Impatience tinges the edges of her voice as she attempts a smooth hello. Why is it that the torn ends never quite lie flat in the timbre of her voice when she tries to seem unruffled? They always glare in the foreground of whatever harmony of words and sound she forces upon them. A faker, she is not, especially with her mother, leaving her hello bookended by two staccato sighs, pulses of air she means and immediately regrets.

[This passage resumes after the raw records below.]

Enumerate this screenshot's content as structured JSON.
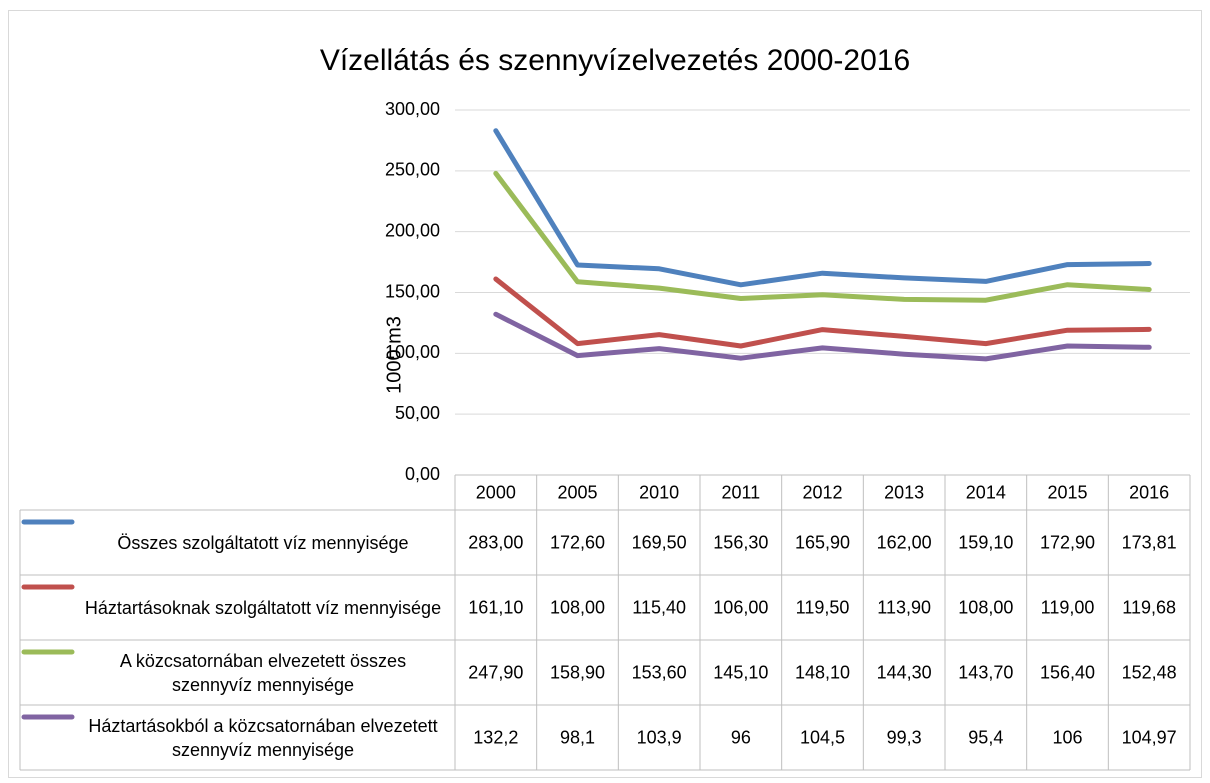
{
  "chart_data": {
    "type": "line",
    "title": "Vízellátás és szennyvízelvezetés 2000-2016",
    "y_label": "1000 m3",
    "categories": [
      "2000",
      "2005",
      "2010",
      "2011",
      "2012",
      "2013",
      "2014",
      "2015",
      "2016"
    ],
    "ylim": [
      0,
      300
    ],
    "yticks": [
      {
        "value": 0,
        "label": "0,00"
      },
      {
        "value": 50,
        "label": "50,00"
      },
      {
        "value": 100,
        "label": "100,00"
      },
      {
        "value": 150,
        "label": "150,00"
      },
      {
        "value": 200,
        "label": "200,00"
      },
      {
        "value": 250,
        "label": "250,00"
      },
      {
        "value": 300,
        "label": "300,00"
      }
    ],
    "grid": true,
    "series": [
      {
        "name": "Összes szolgáltatott víz mennyisége",
        "color": "#4f81bd",
        "values": [
          283.0,
          172.6,
          169.5,
          156.3,
          165.9,
          162.0,
          159.1,
          172.9,
          173.81
        ],
        "value_labels": [
          "283,00",
          "172,60",
          "169,50",
          "156,30",
          "165,90",
          "162,00",
          "159,10",
          "172,90",
          "173,81"
        ]
      },
      {
        "name": "Háztartásoknak szolgáltatott víz mennyisége",
        "color": "#c0504d",
        "values": [
          161.1,
          108.0,
          115.4,
          106.0,
          119.5,
          113.9,
          108.0,
          119.0,
          119.68
        ],
        "value_labels": [
          "161,10",
          "108,00",
          "115,40",
          "106,00",
          "119,50",
          "113,90",
          "108,00",
          "119,00",
          "119,68"
        ]
      },
      {
        "name": "A közcsatornában elvezetett összes szennyvíz mennyisége",
        "color": "#9bbb59",
        "values": [
          247.9,
          158.9,
          153.6,
          145.1,
          148.1,
          144.3,
          143.7,
          156.4,
          152.48
        ],
        "value_labels": [
          "247,90",
          "158,90",
          "153,60",
          "145,10",
          "148,10",
          "144,30",
          "143,70",
          "156,40",
          "152,48"
        ]
      },
      {
        "name": "Háztartásokból a közcsatornában elvezetett szennyvíz mennyisége",
        "color": "#8064a2",
        "values": [
          132.2,
          98.1,
          103.9,
          96,
          104.5,
          99.3,
          95.4,
          106,
          104.97
        ],
        "value_labels": [
          "132,2",
          "98,1",
          "103,9",
          "96",
          "104,5",
          "99,3",
          "95,4",
          "106",
          "104,97"
        ]
      }
    ]
  }
}
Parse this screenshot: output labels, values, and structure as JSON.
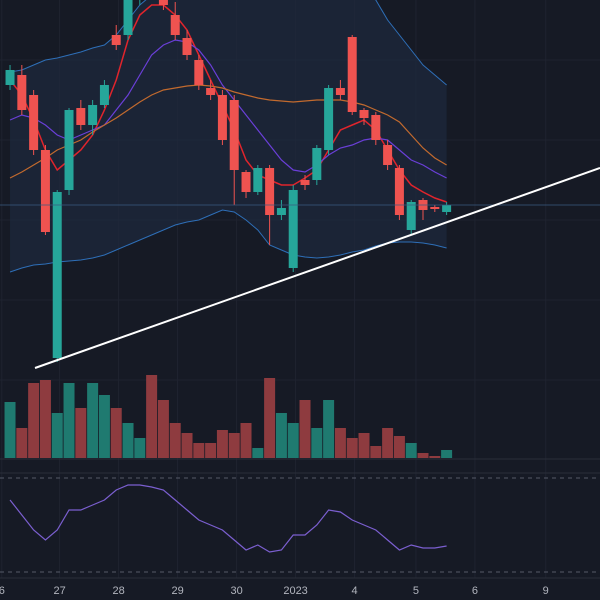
{
  "chart_data": {
    "type": "candlestick",
    "x": [
      0,
      1,
      2,
      3,
      4,
      5,
      6,
      7,
      8,
      9,
      10,
      11,
      12,
      13,
      14,
      15,
      16,
      17,
      18,
      19,
      20,
      21,
      22,
      23,
      24,
      25,
      26,
      27,
      28,
      29,
      30,
      31,
      32,
      33,
      34,
      35,
      36,
      37
    ],
    "open": [
      285,
      295,
      275,
      220,
      12,
      180,
      262,
      245,
      265,
      335,
      335,
      375,
      395,
      380,
      355,
      332,
      310,
      282,
      275,
      270,
      198,
      178,
      202,
      155,
      102,
      190,
      190,
      220,
      282,
      333,
      260,
      255,
      225,
      202,
      140,
      170,
      163,
      158
    ],
    "close": [
      300,
      260,
      220,
      138,
      178,
      260,
      245,
      265,
      285,
      325,
      375,
      395,
      380,
      365,
      335,
      315,
      285,
      275,
      230,
      200,
      178,
      202,
      155,
      162,
      180,
      185,
      222,
      282,
      275,
      258,
      252,
      230,
      205,
      155,
      168,
      160,
      161,
      165
    ],
    "high": [
      305,
      305,
      280,
      225,
      180,
      262,
      270,
      270,
      290,
      345,
      385,
      400,
      405,
      390,
      368,
      340,
      315,
      290,
      280,
      275,
      200,
      205,
      205,
      170,
      185,
      195,
      225,
      285,
      290,
      335,
      262,
      258,
      230,
      205,
      170,
      172,
      165,
      168
    ],
    "low": [
      280,
      255,
      215,
      135,
      8,
      175,
      240,
      235,
      262,
      320,
      330,
      365,
      370,
      360,
      330,
      310,
      280,
      270,
      225,
      165,
      172,
      175,
      125,
      150,
      98,
      180,
      185,
      215,
      270,
      255,
      245,
      225,
      200,
      150,
      135,
      150,
      158,
      155
    ],
    "up_color": "#26a69a",
    "down_color": "#ef5350",
    "xlim": [
      -0.85,
      50
    ],
    "ylim": [
      0,
      370
    ],
    "xticks": [
      {
        "value": -0.7,
        "label": "6"
      },
      {
        "value": 4.2,
        "label": "27"
      },
      {
        "value": 9.2,
        "label": "28"
      },
      {
        "value": 14.2,
        "label": "29"
      },
      {
        "value": 19.2,
        "label": "30"
      },
      {
        "value": 24.2,
        "label": "2023"
      },
      {
        "value": 29.2,
        "label": "4"
      },
      {
        "value": 34.4,
        "label": "5"
      },
      {
        "value": 39.4,
        "label": "6"
      },
      {
        "value": 45.4,
        "label": "9"
      }
    ],
    "lines": [
      {
        "color": "#e0242c",
        "values": [
          290,
          275,
          250,
          220,
          200,
          210,
          220,
          235,
          260,
          290,
          330,
          355,
          365,
          365,
          355,
          340,
          315,
          290,
          265,
          240,
          210,
          195,
          190,
          185,
          185,
          192,
          200,
          220,
          240,
          245,
          250,
          240,
          220,
          200,
          185,
          178,
          172,
          168
        ]
      },
      {
        "color": "#6a3fd8",
        "values": [
          250,
          255,
          252,
          245,
          235,
          230,
          235,
          240,
          245,
          260,
          275,
          295,
          315,
          325,
          330,
          328,
          320,
          305,
          285,
          270,
          255,
          240,
          225,
          210,
          200,
          198,
          205,
          215,
          222,
          225,
          230,
          232,
          230,
          220,
          210,
          205,
          198,
          192
        ]
      },
      {
        "color": "#c26a2e",
        "values": [
          192,
          198,
          205,
          212,
          220,
          225,
          230,
          238,
          245,
          252,
          260,
          268,
          275,
          280,
          282,
          284,
          285,
          284,
          282,
          278,
          275,
          272,
          270,
          269,
          268,
          269,
          270,
          270,
          270,
          268,
          265,
          260,
          255,
          248,
          235,
          222,
          212,
          205
        ]
      }
    ],
    "bands": {
      "color": "#2e6fb8",
      "upper": [
        298,
        300,
        305,
        310,
        312,
        315,
        318,
        322,
        325,
        335,
        350,
        365,
        375,
        382,
        388,
        392,
        395,
        398,
        400,
        400,
        400,
        400,
        400,
        400,
        400,
        400,
        400,
        398,
        392,
        385,
        378,
        370,
        350,
        335,
        320,
        305,
        295,
        285
      ],
      "lower": [
        98,
        102,
        105,
        106,
        108,
        109,
        110,
        112,
        115,
        120,
        125,
        130,
        135,
        140,
        145,
        148,
        150,
        155,
        160,
        158,
        150,
        140,
        125,
        120,
        115,
        113,
        112,
        113,
        115,
        118,
        120,
        124,
        127,
        128,
        128,
        127,
        125,
        122
      ]
    },
    "volume": [
      56,
      30,
      75,
      78,
      45,
      75,
      50,
      75,
      63,
      50,
      35,
      20,
      83,
      58,
      35,
      25,
      15,
      15,
      28,
      25,
      35,
      10,
      80,
      45,
      35,
      58,
      30,
      58,
      30,
      20,
      25,
      12,
      30,
      22,
      15,
      5,
      2,
      8
    ],
    "volume_ylim": [
      0,
      100
    ],
    "volume_up_color": "#1f7a70",
    "volume_down_color": "#8e3b3f",
    "oscillator": {
      "color": "#7b5fd0",
      "values": [
        80,
        65,
        50,
        40,
        50,
        70,
        70,
        75,
        80,
        90,
        95,
        95,
        93,
        90,
        80,
        70,
        60,
        55,
        50,
        40,
        30,
        35,
        28,
        30,
        45,
        45,
        55,
        70,
        68,
        60,
        55,
        50,
        40,
        30,
        35,
        32,
        32,
        34
      ],
      "ylim": [
        0,
        105
      ]
    }
  }
}
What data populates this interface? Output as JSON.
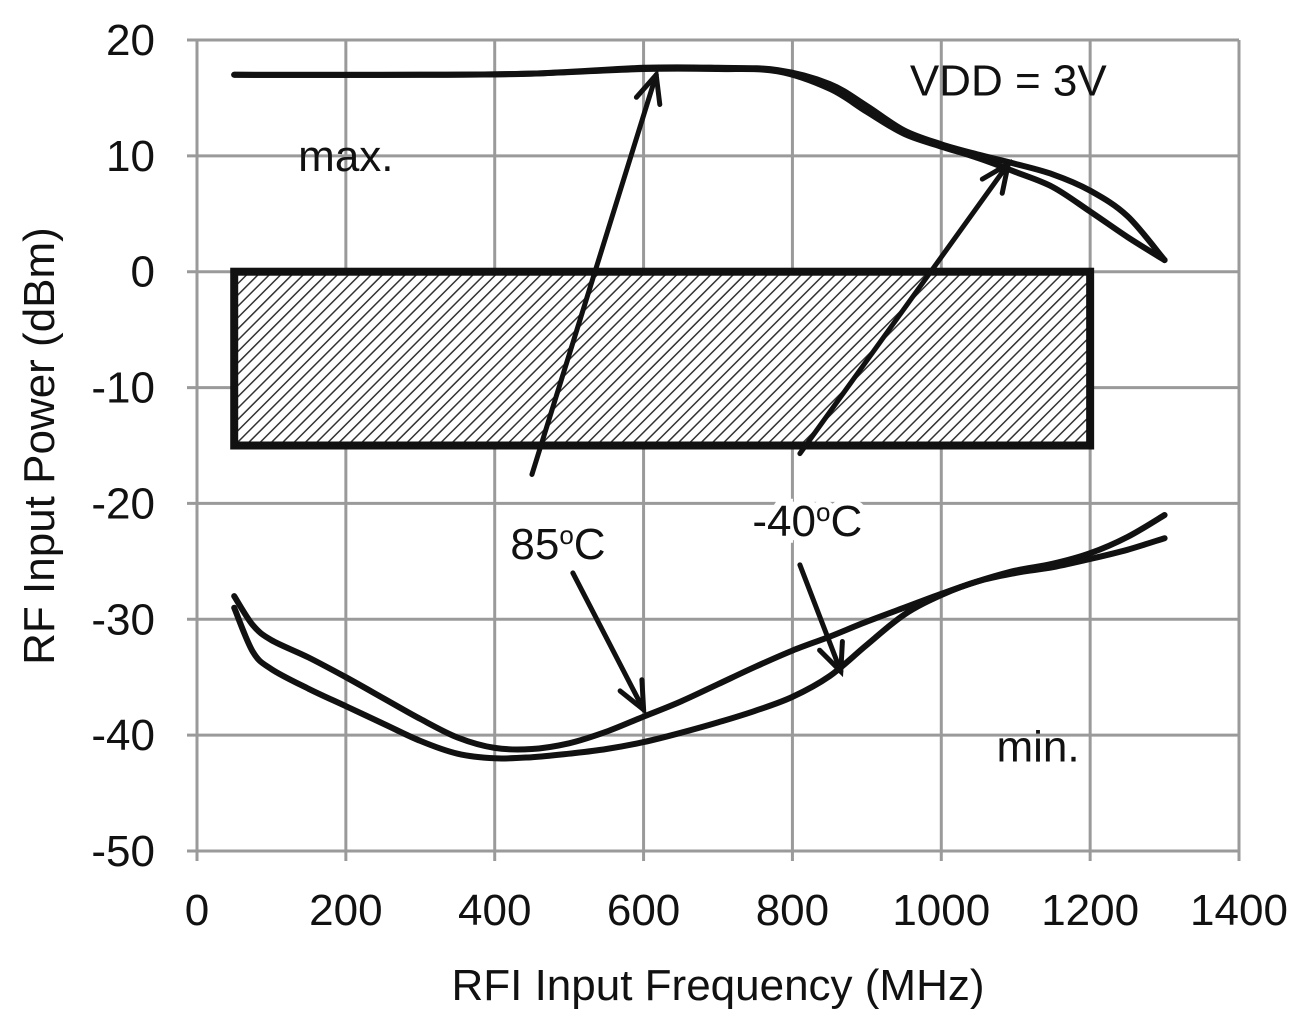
{
  "chart_data": {
    "type": "line",
    "title": "",
    "xlabel": "RFI Input Frequency (MHz)",
    "ylabel": "RF Input Power (dBm)",
    "xlim": [
      0,
      1400
    ],
    "ylim": [
      -50,
      20
    ],
    "xticks": [
      0,
      200,
      400,
      600,
      800,
      1000,
      1200,
      1400
    ],
    "yticks": [
      20,
      10,
      0,
      -10,
      -20,
      -30,
      -40,
      -50
    ],
    "grid": true,
    "region": {
      "x": [
        50,
        1200
      ],
      "y": [
        -15,
        0
      ],
      "fill": "hatched"
    },
    "series": [
      {
        "group": "max.",
        "temperature": "85oC",
        "x": [
          50,
          300,
          450,
          600,
          700,
          780,
          850,
          900,
          950,
          1000,
          1050,
          1100,
          1150,
          1200,
          1250,
          1300
        ],
        "y": [
          17,
          17,
          17.1,
          17.5,
          17.5,
          17.3,
          15.8,
          13.8,
          11.9,
          10.8,
          9.8,
          8.6,
          7.3,
          5.2,
          3,
          1
        ]
      },
      {
        "group": "max.",
        "temperature": "-40oC",
        "x": [
          50,
          300,
          450,
          600,
          700,
          780,
          850,
          900,
          950,
          1000,
          1050,
          1100,
          1150,
          1200,
          1250,
          1300
        ],
        "y": [
          17,
          17,
          17.1,
          17.6,
          17.6,
          17.4,
          16.2,
          14.3,
          12.2,
          11,
          10.1,
          9.3,
          8.4,
          7,
          4.8,
          1
        ]
      },
      {
        "group": "min.",
        "temperature": "85oC",
        "x": [
          50,
          75,
          100,
          150,
          200,
          250,
          300,
          350,
          400,
          450,
          500,
          550,
          600,
          650,
          700,
          750,
          800,
          850,
          900,
          950,
          1000,
          1050,
          1100,
          1150,
          1200,
          1250,
          1300
        ],
        "y": [
          -28,
          -30.5,
          -31.8,
          -33.3,
          -35,
          -36.8,
          -38.6,
          -40.2,
          -41.1,
          -41.2,
          -40.7,
          -39.7,
          -38.4,
          -37.1,
          -35.6,
          -34.1,
          -32.7,
          -31.5,
          -30.2,
          -29,
          -27.8,
          -26.7,
          -25.8,
          -25.2,
          -24.3,
          -22.9,
          -21
        ]
      },
      {
        "group": "min.",
        "temperature": "-40oC",
        "x": [
          50,
          75,
          100,
          150,
          200,
          250,
          300,
          350,
          400,
          450,
          500,
          550,
          600,
          650,
          700,
          750,
          800,
          850,
          900,
          950,
          1000,
          1050,
          1100,
          1150,
          1200,
          1250,
          1300
        ],
        "y": [
          -29,
          -32.8,
          -34.3,
          -36,
          -37.5,
          -39,
          -40.5,
          -41.6,
          -42,
          -41.9,
          -41.6,
          -41.2,
          -40.6,
          -39.8,
          -38.9,
          -37.9,
          -36.7,
          -34.9,
          -32.2,
          -29.6,
          -27.9,
          -26.7,
          -26,
          -25.5,
          -24.8,
          -24,
          -23
        ]
      }
    ],
    "annotations": [
      {
        "text": "VDD = 3V",
        "x": 1090,
        "y": 16.5,
        "anchor": "middle"
      },
      {
        "text": "max.",
        "x": 200,
        "y": 10,
        "anchor": "middle"
      },
      {
        "text": "min.",
        "x": 1130,
        "y": -41,
        "anchor": "middle"
      },
      {
        "label": "85",
        "sup": "o",
        "unit": "C",
        "x": 485,
        "y": -23.5,
        "anchor": "middle"
      },
      {
        "label": "-40",
        "sup": "o",
        "unit": "C",
        "x": 820,
        "y": -21.5,
        "anchor": "middle"
      }
    ],
    "arrows": [
      {
        "from": [
          450,
          -17.5
        ],
        "to": [
          617,
          17
        ]
      },
      {
        "from": [
          810,
          -15.7
        ],
        "to": [
          1090,
          9.3
        ]
      },
      {
        "from": [
          505,
          -26
        ],
        "to": [
          600,
          -37.8
        ]
      },
      {
        "from": [
          810,
          -25.3
        ],
        "to": [
          865,
          -34.5
        ]
      }
    ]
  }
}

News weighs her mother’s words like granite, giving her the facade to match. She had a stroke. Her mother relays the sanitized medical jargon with the hard sheen of falling rock, racing toward its date with gravity. I know she’s old. She’s still family. She used to be your favorite. What are you going to do?
The direct approach. The unsung path of throwing battered, dog-eared cards on the table. No time for subtlety, not where mysterious blights to the brain are involved. Why does direct confrontation with this news stab her conscience so? She can read some of those cards, after all. Distance and airwaves and time and absence don’t change the pictures, the words, the numbers they convey.
Can you stop being so obnoxious? one blares from the back of her mind.
You’re not worthy of anything another gleefully opines.
How dare you refuse to let me blackmail you screams the siren of a third.
For a while, she convinced herself this negative litany was merely her aunt’s regret speaking. Regret for choices made and paths not taken. Regret for love desired and squandered. Crossing a wispy imaginary line, what’s done can seldom be redone or undone. Regret lives on the other side of that divide.
She counted the cards, piled up the proclamations and knew better. Her aunt had been hurling them at her for years. Decades. Rising and falling in intensity of pitch, they always underscored the base: her lack of worth. When she was younger, she believed her aunt’s refrain, that she was worthless. Hearing it reiterated added feathers to her bed.
Age and maturity changed her, though. However she gritted her teeth and sent her mind elsewhere, she couldn’t stop herself from disagreeing with the elderly, droning refrain. Deciding she didn’t have to subject herself to it at all felt weightless. Light. Peaceful.
Except for the nagging guilt she feels.
Do we ever stop loving people, once we’ve truly loved them? It it ever okay to finally write someone off when they gave up on us decades ago?